Most Asian currencies were steady to firmer on Wednesday, but still nursed losses from the previous day when they fell on worries over European political risks and after data showed a drop in China's foreign exchange reserves. South Korea's won edged up 0.1 percent to 1,143.08 versus the dollar. On Tuesday, the won had shed 0.5 percent and pulled away from a near three-month high of 1,135.6 set on Monday.
The Indian rupee inched up 0.1 percent to 67.32, with the near-term focus on the Reserve Bank of India's interest rate decision later on Wednesday. A Reuters poll last week showed 28 of 46 participants expect India's central bank to cut the repo rate by 25 basis points to 6.0 percent, its lowest since November 2010. Another two expected a 50 bps cut.

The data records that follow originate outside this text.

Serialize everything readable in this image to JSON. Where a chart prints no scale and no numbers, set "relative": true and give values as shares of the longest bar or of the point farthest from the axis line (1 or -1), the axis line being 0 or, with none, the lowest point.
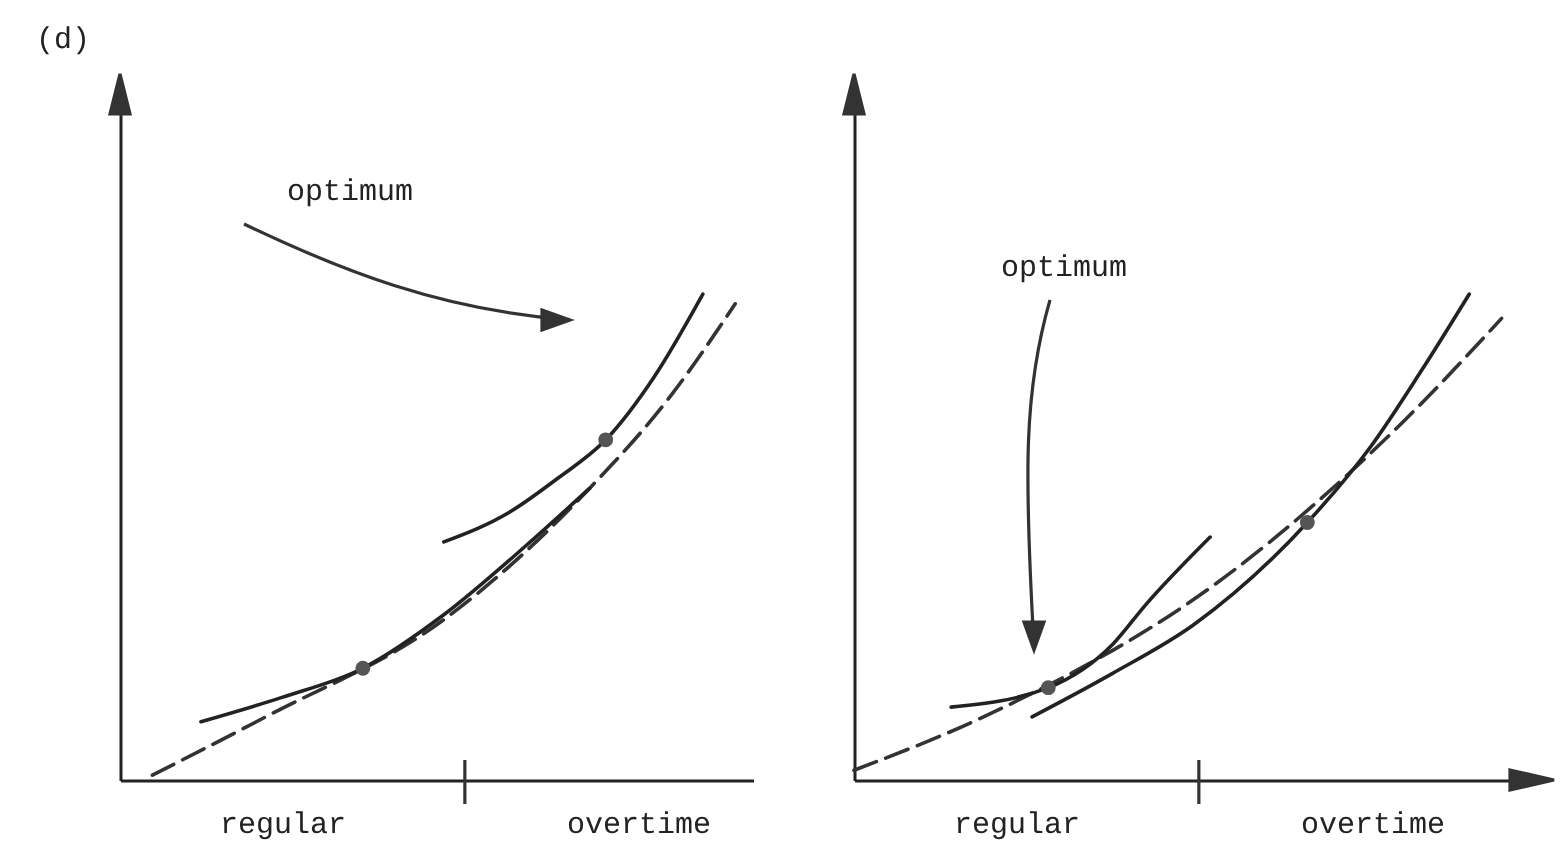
{
  "chart_data": [
    {
      "type": "line",
      "title": "(d)",
      "relative": true,
      "annotations": [
        "optimum"
      ],
      "categories": [
        null,
        null,
        null,
        null,
        null,
        null,
        null,
        null,
        null,
        null,
        "regular",
        null,
        null,
        null,
        null,
        null,
        null,
        null,
        null,
        null,
        null,
        null,
        null,
        null,
        null,
        null,
        null,
        null,
        null,
        null,
        null,
        null,
        "overtime",
        null,
        null,
        null,
        null,
        null,
        null,
        null,
        null,
        null,
        null
      ],
      "series": [
        {
          "line_style": "dashed",
          "color": "#333333",
          "values": [
            null,
            null,
            0.01,
            null,
            null,
            null,
            null,
            null,
            null,
            0.13,
            null,
            null,
            null,
            null,
            null,
            null,
            null,
            null,
            null,
            null,
            0.33,
            null,
            null,
            null,
            null,
            null,
            null,
            null,
            null,
            0.6,
            null,
            null,
            null,
            null,
            0.79,
            null,
            null,
            null,
            0.98,
            null,
            null,
            null,
            null
          ]
        },
        {
          "color": "#222222",
          "values": [
            null,
            null,
            null,
            null,
            null,
            0.12,
            null,
            null,
            null,
            null,
            0.17,
            null,
            null,
            null,
            null,
            0.23,
            null,
            null,
            null,
            null,
            0.34,
            null,
            null,
            null,
            null,
            0.48,
            null,
            null,
            null,
            0.6,
            null,
            null,
            null,
            null,
            null,
            null,
            null,
            null,
            null,
            null,
            null,
            null,
            null
          ]
        },
        {
          "color": "#222222",
          "values": [
            null,
            null,
            null,
            null,
            null,
            null,
            null,
            null,
            null,
            null,
            null,
            null,
            null,
            null,
            null,
            null,
            null,
            null,
            null,
            null,
            0.49,
            null,
            null,
            null,
            0.55,
            null,
            null,
            0.62,
            null,
            null,
            0.7,
            null,
            null,
            0.83,
            null,
            null,
            1,
            null,
            null,
            null,
            null,
            null,
            null
          ]
        },
        {
          "type": "scatter",
          "marker": "circle",
          "color": "#555555",
          "values": [
            null,
            null,
            null,
            null,
            null,
            null,
            null,
            null,
            null,
            null,
            null,
            null,
            null,
            null,
            null,
            0.23,
            null,
            null,
            null,
            null,
            null,
            null,
            null,
            null,
            null,
            null,
            null,
            null,
            null,
            null,
            0.7,
            null,
            null,
            null,
            null,
            null,
            null,
            null,
            null,
            null,
            null,
            null,
            null
          ]
        }
      ]
    },
    {
      "type": "line",
      "relative": true,
      "annotations": [
        "optimum"
      ],
      "categories": [
        null,
        null,
        null,
        null,
        null,
        null,
        null,
        null,
        null,
        null,
        "regular",
        null,
        null,
        null,
        null,
        null,
        null,
        null,
        null,
        null,
        null,
        null,
        null,
        null,
        null,
        null,
        null,
        null,
        null,
        null,
        null,
        null,
        "overtime",
        null,
        null,
        null,
        null,
        null,
        null,
        null,
        null,
        null,
        null
      ],
      "series": [
        {
          "line_style": "dashed",
          "color": "#333333",
          "values": [
            0.02,
            null,
            null,
            null,
            null,
            null,
            null,
            null,
            0.13,
            null,
            null,
            null,
            null,
            null,
            null,
            null,
            null,
            null,
            null,
            null,
            null,
            null,
            null,
            0.42,
            null,
            null,
            null,
            null,
            null,
            null,
            null,
            null,
            null,
            null,
            0.74,
            null,
            null,
            null,
            null,
            null,
            0.95,
            null,
            null
          ]
        },
        {
          "color": "#222222",
          "values": [
            null,
            null,
            null,
            null,
            null,
            null,
            0.15,
            null,
            null,
            null,
            null,
            null,
            0.19,
            null,
            null,
            null,
            0.28,
            null,
            0.36,
            null,
            null,
            null,
            0.5,
            null,
            null,
            null,
            null,
            null,
            null,
            null,
            null,
            null,
            null,
            null,
            null,
            null,
            null,
            null,
            null,
            null,
            null,
            null,
            null
          ]
        },
        {
          "color": "#222222",
          "values": [
            null,
            null,
            null,
            null,
            null,
            null,
            null,
            null,
            null,
            null,
            null,
            0.13,
            null,
            null,
            null,
            null,
            0.22,
            null,
            null,
            null,
            null,
            0.32,
            null,
            null,
            null,
            null,
            null,
            null,
            0.53,
            null,
            null,
            null,
            0.69,
            null,
            null,
            0.84,
            null,
            null,
            1,
            null,
            null,
            null,
            null
          ]
        },
        {
          "type": "scatter",
          "marker": "circle",
          "color": "#555555",
          "values": [
            null,
            null,
            null,
            null,
            null,
            null,
            null,
            null,
            null,
            null,
            null,
            null,
            0.19,
            null,
            null,
            null,
            null,
            null,
            null,
            null,
            null,
            null,
            null,
            null,
            null,
            null,
            null,
            null,
            0.53,
            null,
            null,
            null,
            null,
            null,
            null,
            null,
            null,
            null,
            null,
            null,
            null,
            null,
            null
          ]
        }
      ]
    }
  ]
}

The Taiwan dollar eased 0.1 percent to 31.078, having backed off from a 19-month high of 30.83 set on Monday. The Chinese yuan rose 0.1 percent to 6.8810, after touching a three-week low of 6.8916 earlier on Wednesday. The yuan had slipped on Tuesday after data showed that China's foreign exchange reserves unexpectedly fell below the closely watched $3 trillion level in January for the first time in nearly six years.
Reserves fell $12.3 billion in January to $2.998 trillion, more than the $10.5 billion that economists polled by Reuters had expected. The drop in China's reserves underscores the ongoing pressure from capital outflows, said Heng Koon How, senior FX investment strategist at Credit Suisse in Singapore. "From a structural and cyclical perspective, the Chinese yuan will continue to weaken," Heng said, adding that the yuan will probably fall to levels beyond 7.00 per US dollar in the second quarter.
The yuan is facing pressure from ongoing capital outflows and declining foreign exchange reserves, as well as rising US interest rates, with the Federal Reserve still expected to raise interest rates twice this year, Heng added. The yuan is still up nearly 1 percent so far in 2017, having rallied on short-covering after China clamped down on capital outflows and speculators. A Reuters poll on Tuesday has forecast the yuan will fall to 7.18 per dollar in 12 months, as the authorities continue to halt capital outflows and despite the recent hike in short-term interest rates.